Прочтя это сообщение, я сразу позвонила подруге Марине Гетманской, директору рекламного агентства.
— Завтра утром к тебе придет курьер с деньгами, — сказала она.
22 января
Facebook. Чат
Марина Ахмедова: Оля, завтра встречаемся в аптеке на ул. 1905 года. Я передам тебе деньги. Наличных нет, надо снять с карты. Только позвони мне в двенадцать, разбуди меня.
Оля Фомина: Ага, хорошо. Ты и еще две девочки. Кажется, мы набираем сумму.
МА: Отлично. Но им надо помочь как-то в принципе. Как-то навсегда. Я могу написать о них репортаж.
ОФ: Да, и главное — вообще понять, кто помогает таким людям.
МА: Они ведь должны пенсию получать.
ОФ: Да, это надо выяснить.
МА: Им, наверное, не хватает. Все равно надо помогать.
23 января
Facebook. Чат. 12:37
ОФ: Привет, ты проснулась?
МА: И даже приняла душ. Сижу, сушу голову, пью кофе.
ОФ: Примерно то же самое. Скоро подъеду.
МА: Я думаю, это просто проблема нашего общества. Есть люди слабые, которые в условиях капиталистической России не выживают. Если бы города были устроены по-другому и вообще общество — по-другому, кто знает, кем они могли бы быть. Если бы они жили в процветающих деревнях, может быть, они были бы проповедниками. Да мало ли кем.

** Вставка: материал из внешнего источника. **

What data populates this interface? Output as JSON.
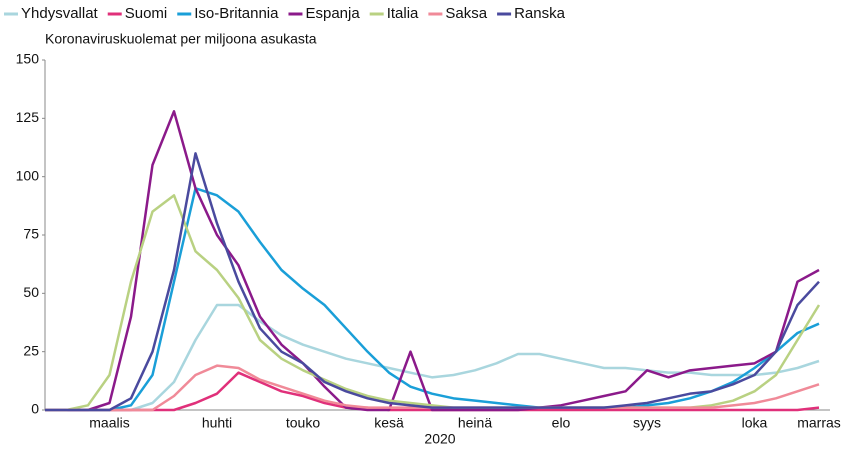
{
  "chart_data": {
    "type": "line",
    "subtitle": "Koronaviruskuolemat per miljoona asukasta",
    "xlabel": "2020",
    "categories": [
      null,
      null,
      null,
      "maalis",
      null,
      null,
      null,
      null,
      "huhti",
      null,
      null,
      null,
      "touko",
      null,
      null,
      null,
      "kesä",
      null,
      null,
      null,
      "heinä",
      null,
      null,
      null,
      "elo",
      null,
      null,
      null,
      "syys",
      null,
      null,
      null,
      null,
      "loka",
      null,
      null,
      "marras"
    ],
    "ylim": [
      0,
      150
    ],
    "yticks": [
      0,
      25,
      50,
      75,
      100,
      125,
      150
    ],
    "legend": "top",
    "series": [
      {
        "name": "Yhdysvallat",
        "color": "#a9d6de",
        "values": [
          0,
          0,
          0,
          0,
          0,
          3,
          12,
          30,
          45,
          45,
          38,
          32,
          28,
          25,
          22,
          20,
          18,
          16,
          14,
          15,
          17,
          20,
          24,
          24,
          22,
          20,
          18,
          18,
          17,
          16,
          16,
          15,
          15,
          15,
          16,
          18,
          21
        ]
      },
      {
        "name": "Suomi",
        "color": "#e0307a",
        "values": [
          0,
          0,
          0,
          0,
          0,
          0,
          0,
          3,
          7,
          16,
          12,
          8,
          6,
          3,
          1,
          1,
          0,
          0,
          0,
          0,
          0,
          0,
          0,
          0,
          0,
          0,
          0,
          0,
          0,
          0,
          0,
          0,
          0,
          0,
          0,
          0,
          1
        ]
      },
      {
        "name": "Iso-Britannia",
        "color": "#1a9fd8",
        "values": [
          0,
          0,
          0,
          0,
          2,
          15,
          55,
          95,
          92,
          85,
          72,
          60,
          52,
          45,
          35,
          25,
          16,
          10,
          7,
          5,
          4,
          3,
          2,
          1,
          1,
          1,
          1,
          1,
          2,
          3,
          5,
          8,
          12,
          18,
          25,
          33,
          37
        ]
      },
      {
        "name": "Espanja",
        "color": "#8b1a8a",
        "values": [
          0,
          0,
          0,
          3,
          40,
          105,
          128,
          95,
          75,
          62,
          40,
          28,
          20,
          10,
          1,
          0,
          0,
          25,
          0,
          0,
          0,
          0,
          0,
          1,
          2,
          4,
          6,
          8,
          17,
          14,
          17,
          18,
          19,
          20,
          25,
          55,
          60
        ]
      },
      {
        "name": "Italia",
        "color": "#b9d182",
        "values": [
          0,
          0,
          2,
          15,
          55,
          85,
          92,
          68,
          60,
          48,
          30,
          22,
          17,
          13,
          9,
          6,
          4,
          3,
          2,
          1,
          1,
          1,
          1,
          1,
          1,
          1,
          1,
          1,
          1,
          1,
          1,
          2,
          4,
          8,
          15,
          30,
          45
        ]
      },
      {
        "name": "Saksa",
        "color": "#f08a98",
        "values": [
          0,
          0,
          0,
          0,
          0,
          0,
          6,
          15,
          19,
          18,
          13,
          10,
          7,
          4,
          2,
          1,
          1,
          1,
          1,
          1,
          1,
          1,
          1,
          1,
          1,
          1,
          1,
          1,
          1,
          1,
          1,
          1,
          2,
          3,
          5,
          8,
          11
        ]
      },
      {
        "name": "Ranska",
        "color": "#4a4a9e",
        "values": [
          0,
          0,
          0,
          0,
          5,
          25,
          60,
          110,
          80,
          55,
          35,
          25,
          20,
          12,
          8,
          5,
          3,
          2,
          1,
          1,
          1,
          1,
          1,
          1,
          1,
          1,
          1,
          2,
          3,
          5,
          7,
          8,
          11,
          15,
          25,
          45,
          55
        ]
      }
    ]
  }
}
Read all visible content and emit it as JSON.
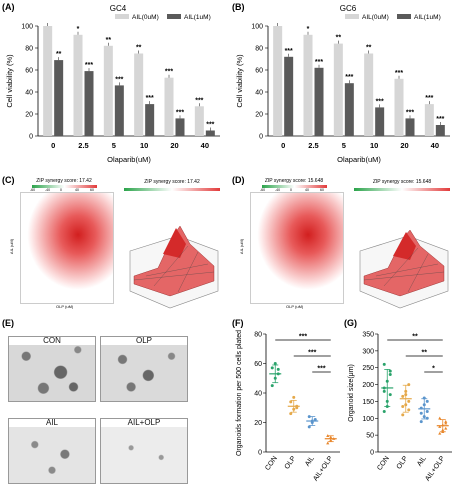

ОФ: Да. Именно. Причем они не просто не приспособлены. Им поздно. Их уже не обучишь работе на компьютере. Никак не впишешь их в эту жизнь.
МА: Да. Поэтому эту проблему городской бедности нужно обозначить и тупо им помогать. Ты знаешь, что сказала Марина, прислав сегодня деньги: «Не благодари меня, у меня тоже — свои старики». Я хочу сказать, что мы почему-то всегда сопереживаем по ассоциации, то есть перенося проблему на кого-то из своих близких. Это тоже — тема.
23 января
13:30
Я захожу в аптеку рядом с домом. Оля в пуховике прохаживается мимо стеллажей с шампунями, чаями, витаминами, средствами от простуды. Я снимаю в банкомате деньги.
— Мы набрали десять тысяч, — довольно говорит Оля. — Сейчас купим лекарство, и еще деньги останутся. Я ему их отдам.
Мы подходим к кассе. Оля диктует названия из блокнота. Они занимают целый лист и еще половину.
19:30
SMS от Оли: Марин, я встретилась с ним у метро и все ему передала.
24 января
Facebook. Сообщение в ленте
Оля Фомина
«Все, кто помогал Андрею (а это Марина Ахмедова и ее подруга, с которой я, к сожалению, не знакома, Anna Levinsky, Евгения Шевцова, Arina Ger, Наталья Жигилева), спасибо большое. Он обещал за нас молиться. Сейчас Марина напишет о нем репортаж, а пока надо подумать, как мы можем помочь ему системно».
28 января
Редакция «Русского Репортера»
Главный редактор Виталий Лейбин сидит за столом. Я на одном из стульев, стоящих напротив у стены.